と、いひけるに、亭主も、いよいよ恐ろしけれど、

『戶はしめて、貫(くわん)の木をさしければ、きづかひ無し。』[やぶちゃん注:「ければ」は既にちゃんとそうして「あるので」の意。]

と、さしあしして、すき合より覗きみれば、夢のうちに、我を追かけし侍なり。

 あやしさ、いはんかたなく、

「何事にて候。」

と尋けれぱ、

「われら、きの國坂の上より、ちやわんほどの火の玉を見つけて、あまりあやしく候間、切割(きりわら)んと存(ぞんじ)、刀をぬきけれぱ、此玉、人などの逃(にぐ)るごとく、坂をころびおちて、大路をまろび、此家の戶の間(あひだ)より、内へ入り候ひぬ。心得ずながら、行過(ゆきすぎ)候が、時分がら、火事にてもありては、外々(ほかほか)の難儀なるべしと、屆け置(おき)候なり、かはる事なくば、其分なり、。心をつけられよ。斷申(ことわりまうし)たるぞ。」

と云ひすてゝゆき、四、五間[やぶちゃん注:七~九メートルほど。]も行過て、聲よく、歌などうたひて、さりぬ。

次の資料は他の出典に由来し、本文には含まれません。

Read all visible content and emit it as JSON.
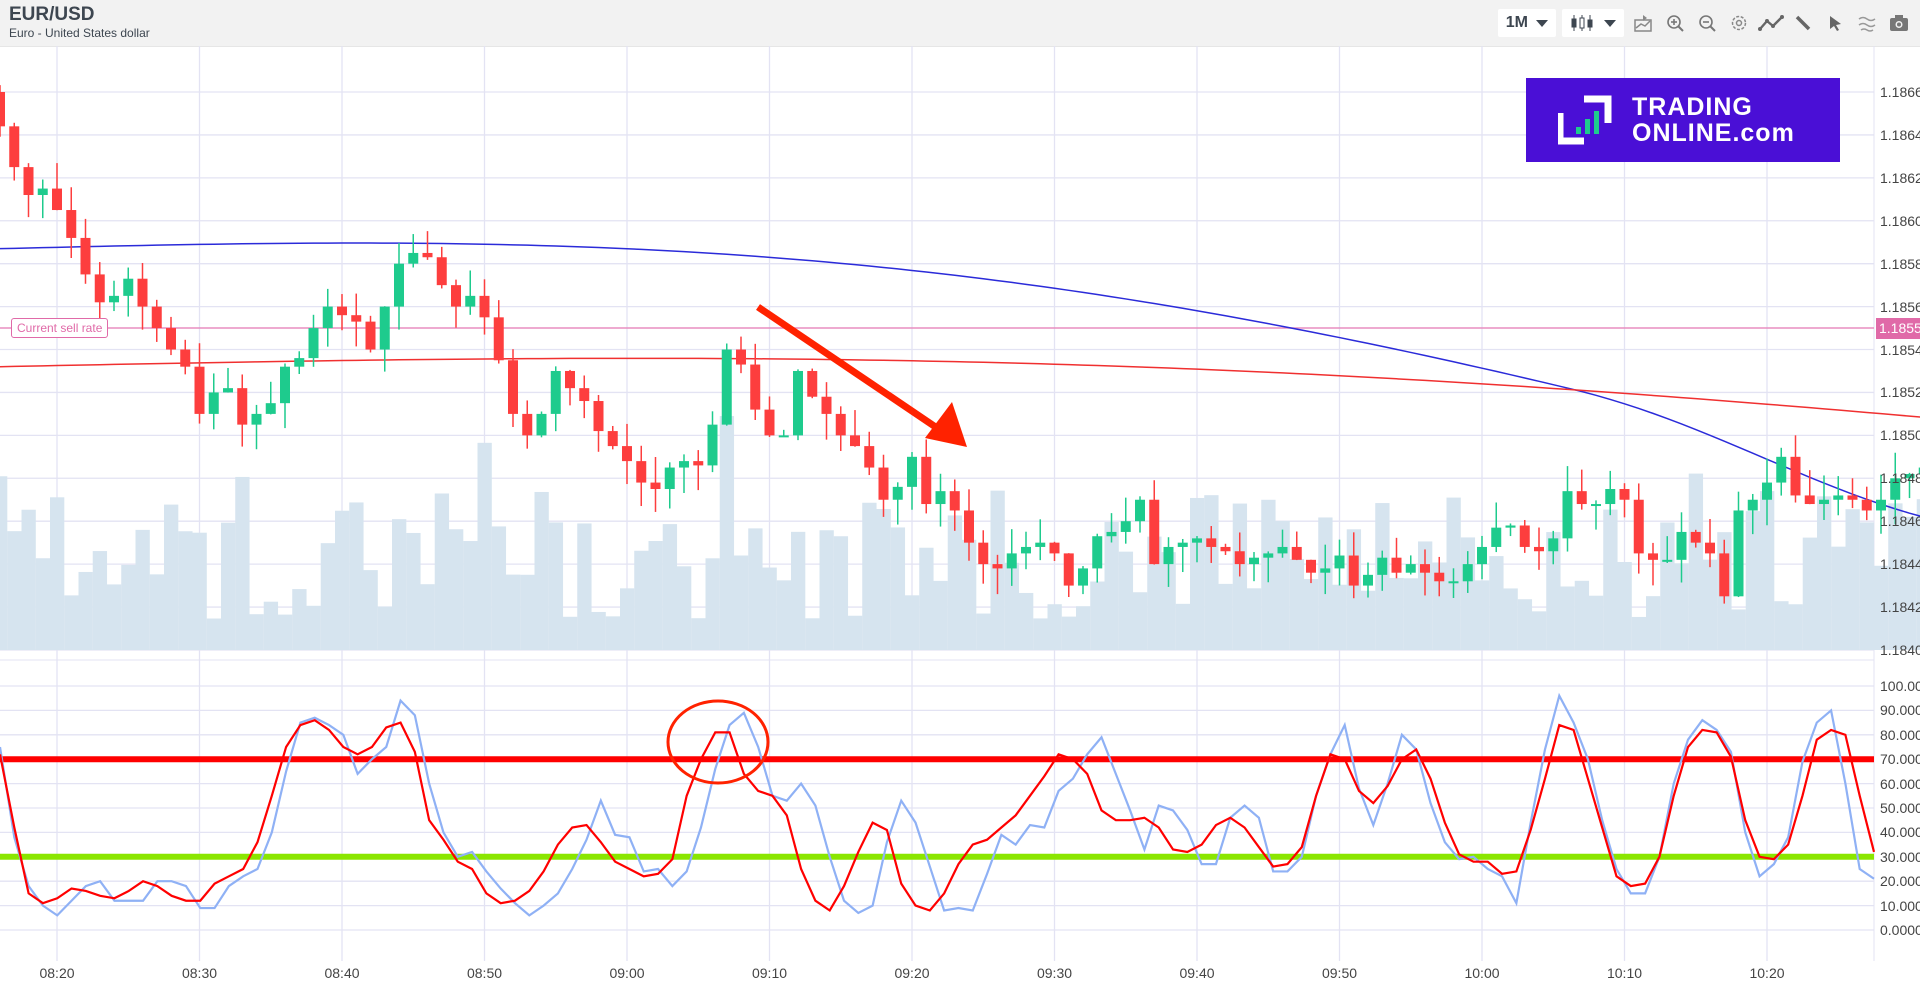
{
  "header": {
    "symbol": "EUR/USD",
    "description": "Euro - United States dollar",
    "timeframe": "1M",
    "toolbar_icons": [
      "candlestick-type-icon",
      "indicators-icon",
      "zoom-in-icon",
      "zoom-out-icon",
      "settings-icon",
      "line-draw-icon",
      "pencil-icon",
      "cursor-icon",
      "patterns-icon",
      "camera-icon"
    ]
  },
  "logo": {
    "line1": "TRADING",
    "line2": "ONLINE.com",
    "bg": "#4a0fd6"
  },
  "sell_rate": {
    "label": "Current sell rate",
    "value": "1.1855",
    "color": "#e06aa8"
  },
  "colors": {
    "up": "#1ecb8d",
    "down": "#fd3e3e",
    "ma_fast": "#2b2bd9",
    "ma_slow": "#f03030",
    "volume": "#d6e4ef",
    "stoch_k": "#8fb1f5",
    "stoch_d": "#ff0000",
    "overbought": "#ff0000",
    "oversold": "#8ae600",
    "annotation": "#ff2200"
  },
  "chart_data": [
    {
      "type": "candlestick",
      "title": "EUR/USD 1M",
      "ylabel": "Price",
      "ylim": [
        1.184,
        1.1867
      ],
      "yticks": [
        "1.1866",
        "1.1864",
        "1.1862",
        "1.1860",
        "1.1858",
        "1.1856",
        "1.1854",
        "1.1852",
        "1.1850",
        "1.1848",
        "1.1846",
        "1.1844",
        "1.1842",
        "1.1840"
      ],
      "x_ticks": [
        "08:20",
        "08:30",
        "08:40",
        "08:50",
        "09:00",
        "09:10",
        "09:20",
        "09:30",
        "09:40",
        "09:50",
        "10:00",
        "10:10",
        "10:20"
      ],
      "first_candle_time": "08:16",
      "close": [
        1.18644,
        1.18625,
        1.18612,
        1.18615,
        1.18605,
        1.18592,
        1.18575,
        1.18562,
        1.18565,
        1.18573,
        1.1856,
        1.1855,
        1.1854,
        1.18532,
        1.1851,
        1.1852,
        1.18522,
        1.18505,
        1.1851,
        1.18515,
        1.18532,
        1.18536,
        1.1855,
        1.1856,
        1.18556,
        1.18553,
        1.1854,
        1.1856,
        1.1858,
        1.18585,
        1.18583,
        1.1857,
        1.1856,
        1.18565,
        1.18555,
        1.18535,
        1.1851,
        1.185,
        1.1851,
        1.1853,
        1.18522,
        1.18516,
        1.18502,
        1.18495,
        1.18488,
        1.18478,
        1.18475,
        1.18485,
        1.18488,
        1.18486,
        1.18505,
        1.1854,
        1.18533,
        1.18512,
        1.185,
        1.185,
        1.1853,
        1.18518,
        1.1851,
        1.185,
        1.18495,
        1.18485,
        1.1847,
        1.18476,
        1.1849,
        1.18468,
        1.18474,
        1.18465,
        1.1845,
        1.1844,
        1.18438,
        1.18445,
        1.18448,
        1.1845,
        1.18445,
        1.1843,
        1.18438,
        1.18453,
        1.18455,
        1.1846,
        1.1847,
        1.1844,
        1.18448,
        1.1845,
        1.18452,
        1.18448,
        1.18446,
        1.1844,
        1.18443,
        1.18445,
        1.18448,
        1.18442,
        1.18436,
        1.18438,
        1.18444,
        1.1843,
        1.18435,
        1.18443,
        1.18436,
        1.1844,
        1.18436,
        1.18432,
        1.18432,
        1.1844,
        1.18448,
        1.18457,
        1.18458,
        1.18448,
        1.18446,
        1.18452,
        1.18474,
        1.18468,
        1.18468,
        1.18475,
        1.1847,
        1.18445,
        1.18442,
        1.18442,
        1.18455,
        1.1845,
        1.18445,
        1.18425,
        1.18465,
        1.1847,
        1.18478,
        1.1849,
        1.18472,
        1.18468,
        1.1847,
        1.18472,
        1.1847,
        1.18465,
        1.1847,
        1.1848,
        1.18482,
        1.18485,
        1.1848,
        1.1847,
        1.18474,
        1.1848,
        1.18487,
        1.18482,
        1.18485,
        1.18491,
        1.1848,
        1.18475,
        1.18472,
        1.18478
      ],
      "volume_scale_note": "relative bar heights",
      "ma_fast_start": 1.18587,
      "ma_fast_end": 1.18472,
      "ma_slow_start": 1.18532,
      "ma_slow_end": 1.18495
    },
    {
      "type": "line",
      "title": "Stochastic oscillator",
      "ylim": [
        0,
        100
      ],
      "yticks": [
        "100.00",
        "90.000",
        "80.000",
        "70.000",
        "60.000",
        "50.000",
        "40.000",
        "30.000",
        "20.000",
        "10.000",
        "0.0000"
      ],
      "levels": {
        "overbought": 70,
        "oversold": 30
      },
      "series": [
        {
          "name": "%K",
          "values": [
            75,
            38,
            18,
            10,
            6,
            12,
            18,
            20,
            12,
            12,
            12,
            20,
            20,
            18,
            9,
            9,
            18,
            22,
            25,
            40,
            65,
            85,
            87,
            84,
            80,
            64,
            70,
            75,
            94,
            88,
            60,
            40,
            30,
            32,
            24,
            17,
            11,
            6,
            10,
            15,
            25,
            37,
            53,
            39,
            38,
            24,
            25,
            18,
            24,
            42,
            66,
            84,
            89,
            75,
            55,
            53,
            60,
            51,
            30,
            12,
            7,
            10,
            36,
            53,
            44,
            26,
            8,
            9,
            8,
            23,
            39,
            35,
            43,
            42,
            57,
            62,
            72,
            79,
            64,
            49,
            33,
            51,
            49,
            41,
            27,
            27,
            46,
            51,
            46,
            24,
            24,
            30,
            55,
            72,
            84,
            58,
            43,
            60,
            80,
            74,
            52,
            36,
            29,
            30,
            25,
            22,
            11,
            44,
            74,
            96,
            85,
            70,
            45,
            25,
            15,
            15,
            30,
            60,
            78,
            86,
            82,
            73,
            40,
            22,
            27,
            38,
            69,
            85,
            90,
            60,
            25,
            21
          ]
        },
        {
          "name": "%D",
          "values": [
            72,
            42,
            15,
            11,
            13,
            17,
            16,
            14,
            13,
            16,
            20,
            18,
            14,
            12,
            12,
            19,
            22,
            25,
            36,
            55,
            75,
            84,
            86,
            82,
            75,
            72,
            75,
            83,
            85,
            73,
            45,
            37,
            28,
            25,
            15,
            11,
            12,
            16,
            24,
            35,
            42,
            43,
            36,
            28,
            25,
            22,
            23,
            29,
            55,
            70,
            81,
            81,
            64,
            57,
            55,
            47,
            25,
            12,
            8,
            18,
            32,
            44,
            41,
            19,
            10,
            8,
            15,
            27,
            35,
            37,
            42,
            47,
            55,
            63,
            72,
            70,
            64,
            49,
            45,
            45,
            46,
            42,
            33,
            32,
            35,
            43,
            46,
            42,
            34,
            26,
            27,
            34,
            55,
            72,
            70,
            57,
            52,
            59,
            70,
            74,
            62,
            44,
            31,
            28,
            28,
            23,
            24,
            41,
            62,
            84,
            82,
            62,
            42,
            22,
            18,
            19,
            30,
            55,
            75,
            82,
            81,
            71,
            45,
            30,
            29,
            35,
            55,
            78,
            82,
            80,
            55,
            32
          ]
        }
      ]
    }
  ]
}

「扨は。わが魂のうかれ出たるを、火の玉とみて、追はれし物ならん。あやぶかりし身の上かな。」

と、夫婦ともに神棚など拜して、その夜は日待(ひまち)同前に夜を明(あか)しぬ。

 夢は、晝のおもひ、夜の夢なれば、さる事あるべき道理はあるまじと思へど、天下の事、ことごとく理(り)を以て、はかりがたき事、此類(たぐひ)なり。是はうける事にあらず。しかも、いと近きもの語りなり。

[やぶちゃん注:最終部は少し意味をとり難い。「夢というものは、当人が昼の覚醒時に感じたことが、夜の夢となって現れるに過ぎないから、そのような怪異が起こったこととの因果関係はあるはずがあるまいとは思われるが、この世に起ることは、総てが論理的に考察し得、説明出来るものではないという事実こそ、こうした事例を物語るものである。されば、そうした怪異を理路整然と解釈することは受け入れられるものではない」という意味であろうととっておく。

 さても本篇は江戸市街の、筆者の今現に書いている折りの直近の怪異譚と言うことから、典型的なアーバン・レジェンド(都市伝説)であって、しかも、その怪異出来のロケーションが「紀伊の國坂」(グーグル・マップ・データ)であって、まさに「小泉八雲 貉 (戸川明三訳) 附・原拠「百物語」第三十三席(御山苔松・話)」(リンク先は私の原拠附きの電子化注)で知られた強力なゴースト・スポットであることからも、民俗社会的には定番とも言える話ではある(但し、何らの新味もなく、ちょっとしょぼいのが残念であるが)。なお、先行する私の『柴田宵曲 續妖異博物館 「ノツペラポウ」 附 小泉八雲「貉」原文+戸田明三(正字正仮名訳)』では、小泉八雲の原文も電子化してあるので参照されたい。]